# Q. Three of the five positive integers p, q, r, s, t are even and two of them are odd (not necessarily in order).

Consider the following:

1. p+q+r-s-t is definitely even.

2. 2p+q+2r-2s+t is definitely odd.

Which of the above statements is/are correct?

(a) 1 only

(b) 2 only

(c) Both 1 and 2

(d) Neither 1 nor 2

Correct Answer: (a) 1 only

#### Question from UPSC Prelims 2023 CSAT

**Explanation : **

## Odd-even integers p, q, r, s, t

The sum or difference of two even numbers is always even, and the sum or difference of two odd numbers is always even. So, the sum or difference of any number of even numbers is always even.

**For statement 1,** since p, q, r, s, t are five integers where three are even and two are odd, we can group the even and odd numbers separately. The sum of three even numbers minus the sum of two odd numbers is even – even, which is definitely even.

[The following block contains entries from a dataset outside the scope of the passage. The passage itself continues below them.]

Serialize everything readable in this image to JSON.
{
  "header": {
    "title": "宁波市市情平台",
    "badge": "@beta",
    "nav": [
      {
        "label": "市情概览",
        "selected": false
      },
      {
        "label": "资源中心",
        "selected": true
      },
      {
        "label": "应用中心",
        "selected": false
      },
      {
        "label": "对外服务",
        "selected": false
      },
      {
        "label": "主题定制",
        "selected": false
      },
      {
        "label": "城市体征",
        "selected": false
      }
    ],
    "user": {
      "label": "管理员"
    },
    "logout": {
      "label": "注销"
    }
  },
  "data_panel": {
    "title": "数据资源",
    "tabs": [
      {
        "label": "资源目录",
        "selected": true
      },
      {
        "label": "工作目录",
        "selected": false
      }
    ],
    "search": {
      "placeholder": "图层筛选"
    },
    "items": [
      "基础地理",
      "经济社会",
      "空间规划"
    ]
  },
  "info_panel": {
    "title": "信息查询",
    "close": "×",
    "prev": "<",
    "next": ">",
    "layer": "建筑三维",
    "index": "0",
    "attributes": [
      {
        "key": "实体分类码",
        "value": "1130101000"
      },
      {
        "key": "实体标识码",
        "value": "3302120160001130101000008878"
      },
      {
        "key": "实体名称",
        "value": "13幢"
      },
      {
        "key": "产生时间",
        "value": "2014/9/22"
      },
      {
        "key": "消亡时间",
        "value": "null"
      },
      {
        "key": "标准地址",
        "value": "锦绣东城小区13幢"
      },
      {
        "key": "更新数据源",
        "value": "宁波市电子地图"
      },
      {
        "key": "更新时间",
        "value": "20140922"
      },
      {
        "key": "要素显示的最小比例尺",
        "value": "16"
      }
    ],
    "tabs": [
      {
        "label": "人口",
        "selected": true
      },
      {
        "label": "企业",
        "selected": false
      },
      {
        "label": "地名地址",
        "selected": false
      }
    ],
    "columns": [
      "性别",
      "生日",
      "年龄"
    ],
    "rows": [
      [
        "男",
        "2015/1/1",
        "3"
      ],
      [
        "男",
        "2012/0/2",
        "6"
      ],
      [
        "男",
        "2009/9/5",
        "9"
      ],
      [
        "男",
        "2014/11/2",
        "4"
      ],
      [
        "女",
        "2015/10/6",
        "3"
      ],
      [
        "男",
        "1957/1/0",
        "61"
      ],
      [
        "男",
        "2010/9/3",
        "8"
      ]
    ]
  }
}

**For statement 2**, the expression 2p + q + 2r – 2s + t can be rearranged as 2(p + r – s) + (q + t). The term 2(p + r – s) is definitely even as it is a product of 2 and some integer. However, (q + t) is the sum of two integers where one is even and the other is odd, which is definitely odd. Therefore, the sum of an even number and an odd number is odd. So, statement 2 is not definitely odd, it depends on the values of q and t.

Therefore, only statement 1 is correct.